FIG. 1 is a schematic configuration diagram showing an embodiment of the present invention.

FIG. 2 is a characteristic diagram illustrating signals generated by two electromagnetic pickups according to an embodiment of the present invention.

FIG. 3 is a flowchart illustrating a determination method for detecting an abnormality of a pulse generated with rotation of a crankshaft according to an embodiment of the present invention.

FIG. 4 is a flowchart illustrating a determination method for performing cylinder determination from a pulse generated with rotation of a crankshaft according to an embodiment of the present invention.

FIG. 5 is a flowchart illustrating a determination method for detecting an abnormality of a pulse generated due to rotation of a camshaft according to an embodiment of the present invention.

FIG. 6 is a flowchart showing a determination method for performing cylinder determination from a pulse generated with rotation of a camshaft according to an embodiment of the present invention.

[Explanation of symbols]

 DESCRIPTION OF SYMBOLS 1 Crankshaft 2 Disk (1st rotating body) 3 Projection (detected part) 4 Missing tooth part (1st reference position detected part) 5 Camshaft 6 Disk (2nd rotating body) 7 Projection (detected part) 8) Extra teeth (second reference position detected part) 10 Electromagnetic pickup (first detection element) 12 Electromagnetic pickup (second detection element) 16 ECU (control device)

Claims (1)

(57) [Claims] 1. A four-stroke internal combustion engine having a first rotating body that rotates in synchronization with a crankshaft of an internal combustion engine and a second rotating body that rotates in synchronization with a camshaft, and an outer peripheral position of the first rotating body.
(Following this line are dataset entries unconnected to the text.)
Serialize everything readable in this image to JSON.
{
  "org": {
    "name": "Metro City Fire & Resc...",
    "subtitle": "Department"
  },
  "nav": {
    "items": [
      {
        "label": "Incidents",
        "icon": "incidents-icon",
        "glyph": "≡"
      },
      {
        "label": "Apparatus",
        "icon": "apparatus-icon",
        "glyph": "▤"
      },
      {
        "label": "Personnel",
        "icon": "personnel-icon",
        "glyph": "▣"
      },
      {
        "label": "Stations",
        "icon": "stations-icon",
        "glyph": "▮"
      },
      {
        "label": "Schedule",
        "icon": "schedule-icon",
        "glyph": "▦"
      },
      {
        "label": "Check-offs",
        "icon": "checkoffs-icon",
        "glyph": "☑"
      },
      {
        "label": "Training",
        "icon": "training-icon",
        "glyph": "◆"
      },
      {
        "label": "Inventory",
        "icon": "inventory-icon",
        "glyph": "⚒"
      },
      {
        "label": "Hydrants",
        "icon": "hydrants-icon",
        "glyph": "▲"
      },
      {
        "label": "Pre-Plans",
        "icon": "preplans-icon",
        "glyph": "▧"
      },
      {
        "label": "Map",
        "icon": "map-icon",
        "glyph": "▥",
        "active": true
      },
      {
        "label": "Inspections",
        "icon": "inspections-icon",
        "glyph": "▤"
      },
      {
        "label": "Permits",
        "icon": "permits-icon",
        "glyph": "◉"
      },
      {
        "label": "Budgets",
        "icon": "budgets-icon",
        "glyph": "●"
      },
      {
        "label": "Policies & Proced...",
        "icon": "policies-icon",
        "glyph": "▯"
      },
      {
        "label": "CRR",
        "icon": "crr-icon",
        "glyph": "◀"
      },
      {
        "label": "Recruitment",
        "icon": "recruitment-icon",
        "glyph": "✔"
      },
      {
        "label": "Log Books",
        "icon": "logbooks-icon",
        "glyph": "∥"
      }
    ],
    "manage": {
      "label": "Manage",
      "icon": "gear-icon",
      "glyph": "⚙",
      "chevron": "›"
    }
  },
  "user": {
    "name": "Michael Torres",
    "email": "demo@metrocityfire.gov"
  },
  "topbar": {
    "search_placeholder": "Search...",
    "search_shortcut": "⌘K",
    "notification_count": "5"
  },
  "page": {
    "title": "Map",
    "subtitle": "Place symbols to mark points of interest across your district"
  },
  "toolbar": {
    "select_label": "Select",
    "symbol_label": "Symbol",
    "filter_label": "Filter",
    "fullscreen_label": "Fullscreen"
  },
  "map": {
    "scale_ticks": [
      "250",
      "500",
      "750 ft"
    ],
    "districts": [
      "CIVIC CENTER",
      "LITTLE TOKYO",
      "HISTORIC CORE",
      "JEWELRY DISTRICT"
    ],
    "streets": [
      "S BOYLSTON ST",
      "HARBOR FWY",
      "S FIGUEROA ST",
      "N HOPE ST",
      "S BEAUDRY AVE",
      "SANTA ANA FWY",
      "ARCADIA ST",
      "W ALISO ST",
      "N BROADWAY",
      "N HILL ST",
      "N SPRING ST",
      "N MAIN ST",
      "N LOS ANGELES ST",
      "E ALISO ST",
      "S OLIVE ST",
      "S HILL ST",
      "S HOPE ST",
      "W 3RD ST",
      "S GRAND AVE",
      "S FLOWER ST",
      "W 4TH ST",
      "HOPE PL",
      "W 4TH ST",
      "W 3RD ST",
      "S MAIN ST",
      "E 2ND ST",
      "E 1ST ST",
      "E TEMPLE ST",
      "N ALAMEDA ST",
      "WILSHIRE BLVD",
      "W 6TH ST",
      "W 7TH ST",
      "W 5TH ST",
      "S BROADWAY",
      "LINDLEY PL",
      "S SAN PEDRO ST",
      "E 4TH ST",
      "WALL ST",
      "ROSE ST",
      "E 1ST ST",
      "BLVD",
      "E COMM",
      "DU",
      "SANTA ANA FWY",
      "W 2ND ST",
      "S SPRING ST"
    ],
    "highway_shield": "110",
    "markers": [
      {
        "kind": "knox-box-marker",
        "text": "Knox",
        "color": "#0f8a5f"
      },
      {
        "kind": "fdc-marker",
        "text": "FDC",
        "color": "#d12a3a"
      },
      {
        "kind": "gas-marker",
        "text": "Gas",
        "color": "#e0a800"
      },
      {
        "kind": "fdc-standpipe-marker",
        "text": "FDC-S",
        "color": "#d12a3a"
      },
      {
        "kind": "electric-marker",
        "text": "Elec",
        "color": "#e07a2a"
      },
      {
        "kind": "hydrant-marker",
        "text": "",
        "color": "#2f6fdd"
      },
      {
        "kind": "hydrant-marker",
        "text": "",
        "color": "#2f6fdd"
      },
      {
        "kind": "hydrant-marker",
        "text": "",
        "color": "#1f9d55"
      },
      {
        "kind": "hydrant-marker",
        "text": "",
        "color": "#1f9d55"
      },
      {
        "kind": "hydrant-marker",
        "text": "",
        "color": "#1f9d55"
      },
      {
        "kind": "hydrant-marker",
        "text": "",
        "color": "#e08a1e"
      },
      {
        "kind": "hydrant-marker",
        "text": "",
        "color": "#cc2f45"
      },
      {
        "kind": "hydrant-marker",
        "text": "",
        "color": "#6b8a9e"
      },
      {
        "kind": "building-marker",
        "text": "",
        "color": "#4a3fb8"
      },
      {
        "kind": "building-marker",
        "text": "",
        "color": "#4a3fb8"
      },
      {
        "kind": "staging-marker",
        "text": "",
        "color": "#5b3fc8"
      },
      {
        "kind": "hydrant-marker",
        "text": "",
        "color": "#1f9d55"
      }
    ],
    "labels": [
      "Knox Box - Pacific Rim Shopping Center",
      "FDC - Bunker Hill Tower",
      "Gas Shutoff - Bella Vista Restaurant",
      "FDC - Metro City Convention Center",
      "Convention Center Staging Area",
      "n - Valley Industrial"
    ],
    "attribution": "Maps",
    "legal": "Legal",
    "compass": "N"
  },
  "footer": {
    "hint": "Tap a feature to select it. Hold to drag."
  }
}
A plurality of detected parts formed at equal angular intervals on the outer peripheral position of the second rotating body; a plurality of detected parts formed at equal angular intervals on the outer peripheral position of the second rotating body; A first reference position detected portion formed so as to be capable of being detected; a second reference position detected portion formed so as to be able to determine a cylinder at a specific location of an outer peripheral position of the second rotating body; and the detected state of the first rotating body. A first detection element that is provided near the rotation locus of the detected portion of the second rotating body and is provided near the rotation locus of the detected portion of the second rotating body. Generates a pulse every time the detector passes by A second sensing element, and a control device for inputting signals generated by the first sensing element and the second sensing element, respectively, wherein a signal generated by a first reference position detected portion of the first rotating body is input. Setting a reference cylinder in accordance with the number of pulses generated by the second rotating body during a predetermined period near the signal input, and detecting a signal abnormality generated by one of the first detection element or the second detection element and, when the signal generated by the one sensing device abnormality is detected, the cylinder identification of the internal combustion engine, characterized in that it comprises a control device for the setting of the reference cylinder in accordance with a pulse the other sensing element is generated Detection device.